Тут я уже просто пожала плечами. Не знала, что ответить. Совсем не знала. Рассказывать о том, как мы с мужем однажды попали в гостиницу «Красная» в состоянии полного и окончательного дежавю – не хотелось. Это наша и только наша история. О которой мы вспоминаем, если честно, с большим трудом. Так… Фрагмент окна в туалете. Кусочек лестницы. Дверь на балкон. Хмельная консьержка…
На Приморский въехать можно только через шлагбаум, расположенный в конце переулка с «плоским домом», а я этого не знала. Как и киевский шофёр. Так что, припарковавшись на площади По-тёмкинцев… Снова извините – опять Екатерининской. Так что на полном и окончательном позитиве мы бодро дотащили свои сумки, поселились и…
– Через пятнадцать минут у нас первое интервью! – строго сказала неумолимая менеджер.

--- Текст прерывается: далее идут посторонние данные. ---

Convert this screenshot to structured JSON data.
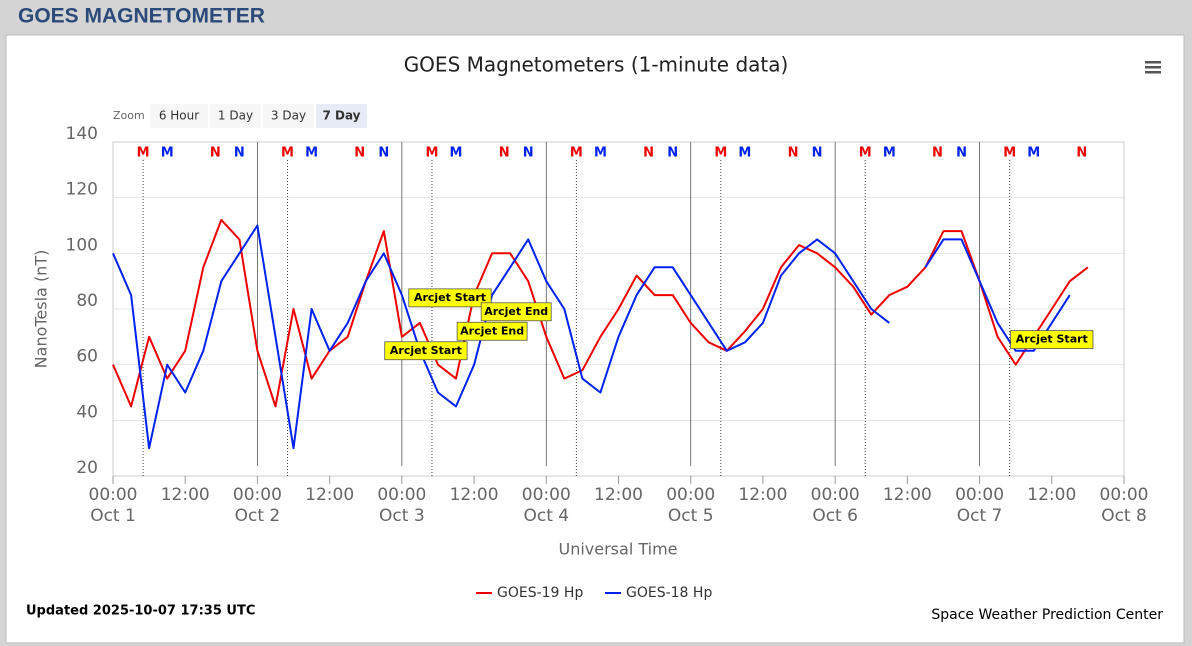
{
  "header": "GOES MAGNETOMETER",
  "chart_data": {
    "type": "line",
    "title": "GOES Magnetometers (1-minute data)",
    "zoom": {
      "label": "Zoom",
      "buttons": [
        "6 Hour",
        "1 Day",
        "3 Day",
        "7 Day"
      ],
      "selected": 3
    },
    "xlabel": "Universal Time",
    "ylabel": "NanoTesla (nT)",
    "xlim": [
      "Oct 1 00:00",
      "Oct 8 00:00"
    ],
    "xticks": [
      {
        "value": "Oct 1 00:00",
        "label": "00:00",
        "date": "Oct 1"
      },
      {
        "value": "Oct 1 12:00",
        "label": "12:00"
      },
      {
        "value": "Oct 2 00:00",
        "label": "00:00",
        "date": "Oct 2"
      },
      {
        "value": "Oct 2 12:00",
        "label": "12:00"
      },
      {
        "value": "Oct 3 00:00",
        "label": "00:00",
        "date": "Oct 3"
      },
      {
        "value": "Oct 3 12:00",
        "label": "12:00"
      },
      {
        "value": "Oct 4 00:00",
        "label": "00:00",
        "date": "Oct 4"
      },
      {
        "value": "Oct 4 12:00",
        "label": "12:00"
      },
      {
        "value": "Oct 5 00:00",
        "label": "00:00",
        "date": "Oct 5"
      },
      {
        "value": "Oct 5 12:00",
        "label": "12:00"
      },
      {
        "value": "Oct 6 00:00",
        "label": "00:00",
        "date": "Oct 6"
      },
      {
        "value": "Oct 6 12:00",
        "label": "12:00"
      },
      {
        "value": "Oct 7 00:00",
        "label": "00:00",
        "date": "Oct 7"
      },
      {
        "value": "Oct 7 12:00",
        "label": "12:00"
      },
      {
        "value": "Oct 8 00:00",
        "label": "00:00",
        "date": "Oct 8"
      }
    ],
    "ylim": [
      20,
      140
    ],
    "yticks": [
      20,
      40,
      60,
      80,
      100,
      120,
      140
    ],
    "grid": true,
    "x": [
      "Oct 1 00:00",
      "Oct 1 03:00",
      "Oct 1 06:00",
      "Oct 1 09:00",
      "Oct 1 12:00",
      "Oct 1 15:00",
      "Oct 1 18:00",
      "Oct 1 21:00",
      "Oct 2 00:00",
      "Oct 2 03:00",
      "Oct 2 06:00",
      "Oct 2 09:00",
      "Oct 2 12:00",
      "Oct 2 15:00",
      "Oct 2 18:00",
      "Oct 2 21:00",
      "Oct 3 00:00",
      "Oct 3 03:00",
      "Oct 3 06:00",
      "Oct 3 09:00",
      "Oct 3 12:00",
      "Oct 3 15:00",
      "Oct 3 18:00",
      "Oct 3 21:00",
      "Oct 4 00:00",
      "Oct 4 03:00",
      "Oct 4 06:00",
      "Oct 4 09:00",
      "Oct 4 12:00",
      "Oct 4 15:00",
      "Oct 4 18:00",
      "Oct 4 21:00",
      "Oct 5 00:00",
      "Oct 5 03:00",
      "Oct 5 06:00",
      "Oct 5 09:00",
      "Oct 5 12:00",
      "Oct 5 15:00",
      "Oct 5 18:00",
      "Oct 5 21:00",
      "Oct 6 00:00",
      "Oct 6 03:00",
      "Oct 6 06:00",
      "Oct 6 09:00",
      "Oct 6 12:00",
      "Oct 6 15:00",
      "Oct 6 18:00",
      "Oct 6 21:00",
      "Oct 7 00:00",
      "Oct 7 03:00",
      "Oct 7 06:00",
      "Oct 7 09:00",
      "Oct 7 12:00",
      "Oct 7 15:00",
      "Oct 7 18:00"
    ],
    "series": [
      {
        "name": "GOES-19 Hp",
        "color": "#ee0000",
        "values": [
          60,
          45,
          70,
          55,
          65,
          95,
          112,
          105,
          65,
          45,
          80,
          55,
          65,
          70,
          90,
          108,
          70,
          75,
          60,
          55,
          85,
          100,
          100,
          90,
          70,
          55,
          58,
          70,
          80,
          92,
          85,
          85,
          75,
          68,
          65,
          72,
          80,
          95,
          103,
          100,
          95,
          88,
          78,
          85,
          88,
          95,
          108,
          108,
          90,
          70,
          60,
          70,
          80,
          90,
          95
        ]
      },
      {
        "name": "GOES-18 Hp",
        "color": "#0022ee",
        "values": [
          100,
          85,
          30,
          60,
          50,
          65,
          90,
          100,
          110,
          70,
          30,
          80,
          65,
          75,
          90,
          100,
          85,
          65,
          50,
          45,
          60,
          85,
          95,
          105,
          90,
          80,
          55,
          50,
          70,
          85,
          95,
          95,
          85,
          75,
          65,
          68,
          75,
          92,
          100,
          105,
          100,
          90,
          80,
          75,
          null,
          95,
          105,
          105,
          90,
          75,
          65,
          65,
          75,
          85,
          null
        ]
      }
    ],
    "markers": [
      {
        "text": "M",
        "color": "#ee0000",
        "x": "Oct 1 05:00"
      },
      {
        "text": "M",
        "color": "#0022ee",
        "x": "Oct 1 09:00"
      },
      {
        "text": "N",
        "color": "#ee0000",
        "x": "Oct 1 17:00"
      },
      {
        "text": "N",
        "color": "#0022ee",
        "x": "Oct 1 21:00"
      },
      {
        "text": "M",
        "color": "#ee0000",
        "x": "Oct 2 05:00"
      },
      {
        "text": "M",
        "color": "#0022ee",
        "x": "Oct 2 09:00"
      },
      {
        "text": "N",
        "color": "#ee0000",
        "x": "Oct 2 17:00"
      },
      {
        "text": "N",
        "color": "#0022ee",
        "x": "Oct 2 21:00"
      },
      {
        "text": "M",
        "color": "#ee0000",
        "x": "Oct 3 05:00"
      },
      {
        "text": "M",
        "color": "#0022ee",
        "x": "Oct 3 09:00"
      },
      {
        "text": "N",
        "color": "#ee0000",
        "x": "Oct 3 17:00"
      },
      {
        "text": "N",
        "color": "#0022ee",
        "x": "Oct 3 21:00"
      },
      {
        "text": "M",
        "color": "#ee0000",
        "x": "Oct 4 05:00"
      },
      {
        "text": "M",
        "color": "#0022ee",
        "x": "Oct 4 09:00"
      },
      {
        "text": "N",
        "color": "#ee0000",
        "x": "Oct 4 17:00"
      },
      {
        "text": "N",
        "color": "#0022ee",
        "x": "Oct 4 21:00"
      },
      {
        "text": "M",
        "color": "#ee0000",
        "x": "Oct 5 05:00"
      },
      {
        "text": "M",
        "color": "#0022ee",
        "x": "Oct 5 09:00"
      },
      {
        "text": "N",
        "color": "#ee0000",
        "x": "Oct 5 17:00"
      },
      {
        "text": "N",
        "color": "#0022ee",
        "x": "Oct 5 21:00"
      },
      {
        "text": "M",
        "color": "#ee0000",
        "x": "Oct 6 05:00"
      },
      {
        "text": "M",
        "color": "#0022ee",
        "x": "Oct 6 09:00"
      },
      {
        "text": "N",
        "color": "#ee0000",
        "x": "Oct 6 17:00"
      },
      {
        "text": "N",
        "color": "#0022ee",
        "x": "Oct 6 21:00"
      },
      {
        "text": "M",
        "color": "#ee0000",
        "x": "Oct 7 05:00"
      },
      {
        "text": "M",
        "color": "#0022ee",
        "x": "Oct 7 09:00"
      },
      {
        "text": "N",
        "color": "#ee0000",
        "x": "Oct 7 17:00"
      }
    ],
    "annotations": [
      {
        "text": "Arcjet Start",
        "x": "Oct 3 08:00",
        "y": 84
      },
      {
        "text": "Arcjet End",
        "x": "Oct 3 19:00",
        "y": 79
      },
      {
        "text": "Arcjet End",
        "x": "Oct 3 15:00",
        "y": 72
      },
      {
        "text": "Arcjet Start",
        "x": "Oct 3 04:00",
        "y": 65
      },
      {
        "text": "Arcjet Start",
        "x": "Oct 7 12:00",
        "y": 69
      }
    ],
    "updated": "Updated 2025-10-07 17:35 UTC",
    "credit": "Space Weather Prediction Center"
  }
}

– Кофе!!! – крикнули все хором.
– Там!
«Там» – это было в «Стейк-хаусе» (никогда не прощу одесситам закрытый «Фидель»!). И, простите, – первое интервью в родном Городе, данное уже «известным российским писателем»… В Городе, некогда покинутом мною с одной сумочкой и болтающимся в ней паспортом. В Городе, откуда я улетела обычным человеком, с обычной специальностью… И вот теперь я иду по его главным улицам, иду, простите за очевидную и явную банальную пошлость, некоторым образом победительницей (а победителей – см. в Тарантино – не любят), а меня за столиком ожидает журналист с диктофоном, чтобы прописать в газете… Я осталась точно таким же обычным человеком, сменив обычную специальность на такую же – обычную. Но мне почему-то никто не верит, что всё так просто и обыкновенно. Особенно в родном Городе. Все хотят знать «секрет», и я щедро делюсь им. Но всё снова и снова так просто, что мне обратно никто не верит! Простите, я просто обязана поместить это интервью – вернее, то, что из него получилось, – в этой книге. Потому что и это интервью – мой одесский язык. Без особых купюр, но с моими ремарками. Беседовала Инна – что характерно – Кац:
«Леонид Утёсов говорил, что все хотели бы родиться в Одессе, но не всем это удалось. Татьяне Соломатиной повезло: ей удалось родиться в Одессе. А как говорил другой великий одессит, Исаак Бабель (если верить тоже непростому человеку – Константину Паустовскому), «у нас в Одессе… будут свои Мопассаны. Потому что у нас много моря, солнца, красивых женщин и много пищи для размышлений. Мы мирные жизнелюбы. Мопассанов я вам гарантирую…» Так что выбора у Татьяны не было – пройдя путь практикующего акушера-гинеколога, став кандидатом медицинских наук и доктором философских, она занялась писательством. Не знаю, сыграло ли в этом свою роль место рождения (много солнца, моря и пищи для размышлений) или это – очередной штамп, а штампов Татьяна Соломатина не любит.
(Ох уж эти журналистские «шапки». Никак не могут без этого вот: «Утёсов-Бабель-Паустовский…», «выбора не было…», «пройдя путь…» и перечисления давно забытых на антресолях ВАКовских дипломов. «Штампов Татьяна Соломатина не любит», – пишет приятнейшая Инна Кац, настрочив предварительно штампов.)